Green’s Dictionary of Slang

tol n.1

also tale
[abbr. proper name Toledo, from where the best swords came; thus note Ward, Writings (1704): ‘I have a long Sword; you may tak’t on my Word, / For the blade is a Toledo Trusty’]

(UK Und.) a sword.

[UK]B.E. Dict. Canting Crew n.p.: Tol, Toledo, c. a sword.
‘John Sheppard’s Last Epistle’ in Dly Jrnl (London) 16 Nov. 1: She snaffled his Main, Poll and T—l.
[Craftsman 26 May 38: He may lug out Toledo and swagger, like Captain Bluff, while his Enemy is at a Distance].
[UK]Bailey Universal Etym.

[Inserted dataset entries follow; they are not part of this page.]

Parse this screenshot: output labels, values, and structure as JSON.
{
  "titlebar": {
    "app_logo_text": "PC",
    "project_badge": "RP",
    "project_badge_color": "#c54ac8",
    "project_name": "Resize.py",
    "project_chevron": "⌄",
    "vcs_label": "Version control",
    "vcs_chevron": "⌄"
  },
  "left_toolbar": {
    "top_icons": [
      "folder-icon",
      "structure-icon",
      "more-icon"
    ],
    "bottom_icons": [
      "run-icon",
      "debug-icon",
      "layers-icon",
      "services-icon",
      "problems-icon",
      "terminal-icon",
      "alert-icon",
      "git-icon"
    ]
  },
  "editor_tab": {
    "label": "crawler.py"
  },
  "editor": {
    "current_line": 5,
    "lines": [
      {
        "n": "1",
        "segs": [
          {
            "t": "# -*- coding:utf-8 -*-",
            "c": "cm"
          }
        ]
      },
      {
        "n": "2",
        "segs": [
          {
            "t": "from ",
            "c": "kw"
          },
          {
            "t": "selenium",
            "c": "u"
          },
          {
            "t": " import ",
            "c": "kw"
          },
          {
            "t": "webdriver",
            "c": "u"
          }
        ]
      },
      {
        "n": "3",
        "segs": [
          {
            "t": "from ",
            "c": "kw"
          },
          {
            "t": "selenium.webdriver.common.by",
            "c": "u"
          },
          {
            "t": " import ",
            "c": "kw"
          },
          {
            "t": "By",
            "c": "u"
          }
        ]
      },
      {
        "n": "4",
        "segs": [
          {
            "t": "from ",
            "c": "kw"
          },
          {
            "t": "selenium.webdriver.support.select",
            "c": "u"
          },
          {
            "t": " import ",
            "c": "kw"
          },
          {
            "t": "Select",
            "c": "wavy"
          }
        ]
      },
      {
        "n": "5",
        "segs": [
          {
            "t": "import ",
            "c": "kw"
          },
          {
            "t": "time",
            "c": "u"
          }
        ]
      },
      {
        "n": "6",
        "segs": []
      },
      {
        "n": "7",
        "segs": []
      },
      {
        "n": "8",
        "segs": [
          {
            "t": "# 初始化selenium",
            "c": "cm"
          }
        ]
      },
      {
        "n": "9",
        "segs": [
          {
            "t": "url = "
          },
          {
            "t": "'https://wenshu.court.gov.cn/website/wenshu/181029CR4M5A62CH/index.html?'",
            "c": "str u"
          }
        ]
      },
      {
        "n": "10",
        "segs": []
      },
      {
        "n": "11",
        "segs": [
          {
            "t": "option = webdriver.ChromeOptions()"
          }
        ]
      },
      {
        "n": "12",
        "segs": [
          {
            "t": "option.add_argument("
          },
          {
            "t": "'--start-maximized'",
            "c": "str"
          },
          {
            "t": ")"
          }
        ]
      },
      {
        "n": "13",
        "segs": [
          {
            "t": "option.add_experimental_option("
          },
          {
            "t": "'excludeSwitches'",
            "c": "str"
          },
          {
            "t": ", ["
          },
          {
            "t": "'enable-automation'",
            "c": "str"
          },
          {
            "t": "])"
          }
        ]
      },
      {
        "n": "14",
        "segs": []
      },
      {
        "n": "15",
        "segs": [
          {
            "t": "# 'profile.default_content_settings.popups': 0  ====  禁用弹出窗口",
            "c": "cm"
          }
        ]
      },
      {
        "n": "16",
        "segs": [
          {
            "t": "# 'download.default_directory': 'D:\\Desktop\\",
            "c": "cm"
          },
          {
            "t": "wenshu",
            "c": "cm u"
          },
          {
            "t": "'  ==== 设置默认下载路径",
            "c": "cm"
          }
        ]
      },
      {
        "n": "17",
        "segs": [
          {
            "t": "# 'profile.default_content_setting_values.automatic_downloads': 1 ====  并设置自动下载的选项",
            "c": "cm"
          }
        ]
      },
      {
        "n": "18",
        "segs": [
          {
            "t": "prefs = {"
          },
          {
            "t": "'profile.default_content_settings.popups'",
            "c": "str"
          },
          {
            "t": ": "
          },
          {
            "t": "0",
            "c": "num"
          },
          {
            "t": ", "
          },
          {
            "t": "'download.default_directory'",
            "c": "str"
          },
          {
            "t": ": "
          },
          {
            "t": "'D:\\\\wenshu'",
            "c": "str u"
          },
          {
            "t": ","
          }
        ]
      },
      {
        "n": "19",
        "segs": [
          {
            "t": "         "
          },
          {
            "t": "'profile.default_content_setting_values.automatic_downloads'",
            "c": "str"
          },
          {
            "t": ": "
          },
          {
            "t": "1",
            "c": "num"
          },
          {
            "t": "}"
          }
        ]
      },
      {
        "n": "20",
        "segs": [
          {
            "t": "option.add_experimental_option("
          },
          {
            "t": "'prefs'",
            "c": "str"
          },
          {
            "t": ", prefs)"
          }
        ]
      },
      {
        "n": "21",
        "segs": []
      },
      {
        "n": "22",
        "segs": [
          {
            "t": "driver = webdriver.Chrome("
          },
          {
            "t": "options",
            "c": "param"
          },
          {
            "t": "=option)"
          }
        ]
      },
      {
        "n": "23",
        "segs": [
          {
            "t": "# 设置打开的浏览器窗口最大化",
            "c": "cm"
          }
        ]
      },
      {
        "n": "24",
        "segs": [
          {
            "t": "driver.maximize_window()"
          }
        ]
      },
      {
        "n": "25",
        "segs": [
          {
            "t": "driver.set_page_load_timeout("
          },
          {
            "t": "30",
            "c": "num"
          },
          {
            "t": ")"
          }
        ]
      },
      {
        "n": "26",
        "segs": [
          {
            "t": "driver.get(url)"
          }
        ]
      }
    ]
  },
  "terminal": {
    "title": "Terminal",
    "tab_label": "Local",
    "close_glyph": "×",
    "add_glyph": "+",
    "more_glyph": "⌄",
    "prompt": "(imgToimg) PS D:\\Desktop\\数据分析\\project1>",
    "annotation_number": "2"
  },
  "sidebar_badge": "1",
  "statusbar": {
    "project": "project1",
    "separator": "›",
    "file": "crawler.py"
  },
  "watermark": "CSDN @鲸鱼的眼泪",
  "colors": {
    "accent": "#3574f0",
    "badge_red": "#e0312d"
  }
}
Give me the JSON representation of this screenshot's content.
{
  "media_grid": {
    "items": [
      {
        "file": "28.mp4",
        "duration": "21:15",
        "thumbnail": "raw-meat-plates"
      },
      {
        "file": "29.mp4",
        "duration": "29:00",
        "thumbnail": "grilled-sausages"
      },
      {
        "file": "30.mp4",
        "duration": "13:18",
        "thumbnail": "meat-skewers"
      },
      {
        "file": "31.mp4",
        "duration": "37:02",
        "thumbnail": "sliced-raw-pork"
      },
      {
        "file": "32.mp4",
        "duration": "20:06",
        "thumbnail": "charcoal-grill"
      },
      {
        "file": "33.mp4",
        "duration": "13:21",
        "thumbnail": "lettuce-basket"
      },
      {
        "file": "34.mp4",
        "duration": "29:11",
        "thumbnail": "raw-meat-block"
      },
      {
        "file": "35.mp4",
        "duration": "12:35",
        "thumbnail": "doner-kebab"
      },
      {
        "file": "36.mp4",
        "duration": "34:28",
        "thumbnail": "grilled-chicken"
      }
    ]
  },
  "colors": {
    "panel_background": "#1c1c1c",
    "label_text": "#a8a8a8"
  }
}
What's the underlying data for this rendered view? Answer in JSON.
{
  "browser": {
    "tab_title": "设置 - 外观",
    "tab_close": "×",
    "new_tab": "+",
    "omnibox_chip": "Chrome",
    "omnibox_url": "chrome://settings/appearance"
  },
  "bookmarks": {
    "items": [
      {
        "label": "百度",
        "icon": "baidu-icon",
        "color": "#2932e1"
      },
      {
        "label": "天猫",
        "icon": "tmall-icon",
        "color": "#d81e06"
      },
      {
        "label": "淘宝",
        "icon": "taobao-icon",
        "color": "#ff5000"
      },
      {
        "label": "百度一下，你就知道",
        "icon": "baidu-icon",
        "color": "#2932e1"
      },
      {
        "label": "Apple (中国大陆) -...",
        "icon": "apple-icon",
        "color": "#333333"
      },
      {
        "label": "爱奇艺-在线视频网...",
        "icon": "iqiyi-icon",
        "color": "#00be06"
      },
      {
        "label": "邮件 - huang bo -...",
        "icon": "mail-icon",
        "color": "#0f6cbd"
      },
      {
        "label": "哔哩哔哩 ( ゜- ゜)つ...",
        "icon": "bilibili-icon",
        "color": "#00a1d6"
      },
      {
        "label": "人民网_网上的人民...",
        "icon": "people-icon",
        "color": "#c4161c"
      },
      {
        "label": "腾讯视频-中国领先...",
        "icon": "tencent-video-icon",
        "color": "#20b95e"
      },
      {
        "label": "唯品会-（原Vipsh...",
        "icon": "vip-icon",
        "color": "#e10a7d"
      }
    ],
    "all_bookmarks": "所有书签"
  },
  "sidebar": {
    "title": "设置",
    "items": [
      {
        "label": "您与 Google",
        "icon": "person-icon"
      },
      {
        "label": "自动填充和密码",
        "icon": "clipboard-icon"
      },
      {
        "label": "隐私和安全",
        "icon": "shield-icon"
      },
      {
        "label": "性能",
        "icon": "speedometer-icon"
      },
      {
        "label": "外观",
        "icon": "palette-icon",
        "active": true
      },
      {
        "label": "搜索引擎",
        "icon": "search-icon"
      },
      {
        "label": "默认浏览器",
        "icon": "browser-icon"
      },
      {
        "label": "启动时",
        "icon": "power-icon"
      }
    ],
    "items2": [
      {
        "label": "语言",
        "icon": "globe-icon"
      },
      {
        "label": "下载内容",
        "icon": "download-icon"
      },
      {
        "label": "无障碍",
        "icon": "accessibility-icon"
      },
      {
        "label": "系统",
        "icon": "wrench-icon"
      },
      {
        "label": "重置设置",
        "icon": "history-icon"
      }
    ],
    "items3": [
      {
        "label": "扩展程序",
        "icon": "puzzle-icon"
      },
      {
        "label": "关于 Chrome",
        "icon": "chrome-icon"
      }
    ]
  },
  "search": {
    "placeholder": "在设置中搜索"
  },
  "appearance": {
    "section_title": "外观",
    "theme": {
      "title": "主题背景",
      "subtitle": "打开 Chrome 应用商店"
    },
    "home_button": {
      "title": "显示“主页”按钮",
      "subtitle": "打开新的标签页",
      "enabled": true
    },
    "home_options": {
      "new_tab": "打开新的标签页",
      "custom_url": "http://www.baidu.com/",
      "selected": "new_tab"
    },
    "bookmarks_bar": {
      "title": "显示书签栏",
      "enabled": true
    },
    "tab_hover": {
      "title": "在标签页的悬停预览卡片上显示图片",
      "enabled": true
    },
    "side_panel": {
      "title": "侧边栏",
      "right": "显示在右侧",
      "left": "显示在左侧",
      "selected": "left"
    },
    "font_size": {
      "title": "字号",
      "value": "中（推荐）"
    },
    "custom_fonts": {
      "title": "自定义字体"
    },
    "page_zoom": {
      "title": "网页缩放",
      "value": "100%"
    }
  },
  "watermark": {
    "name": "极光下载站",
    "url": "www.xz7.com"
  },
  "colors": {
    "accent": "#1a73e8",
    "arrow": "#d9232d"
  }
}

Eng. Dict. [as cit. c.1698].
[UK] Ordinary of Newgate Accounts 8 Nov. [Internet] He told Dr. Fluellin, he had seen a Tale, (a Sword) a Scout, (a Watch) [...] and an outside Toge, (a Cloak).
[UK]Grose Classical Dict. of the Vulgar Tongue.
[UK]Lex. Balatronicum.
[UK](con. 1737–9) W.H. Ainsworth Rookwood (1857) 186: Forth to the heath is the scampsman gone [...] His tol by his side, and his pops in his pocket.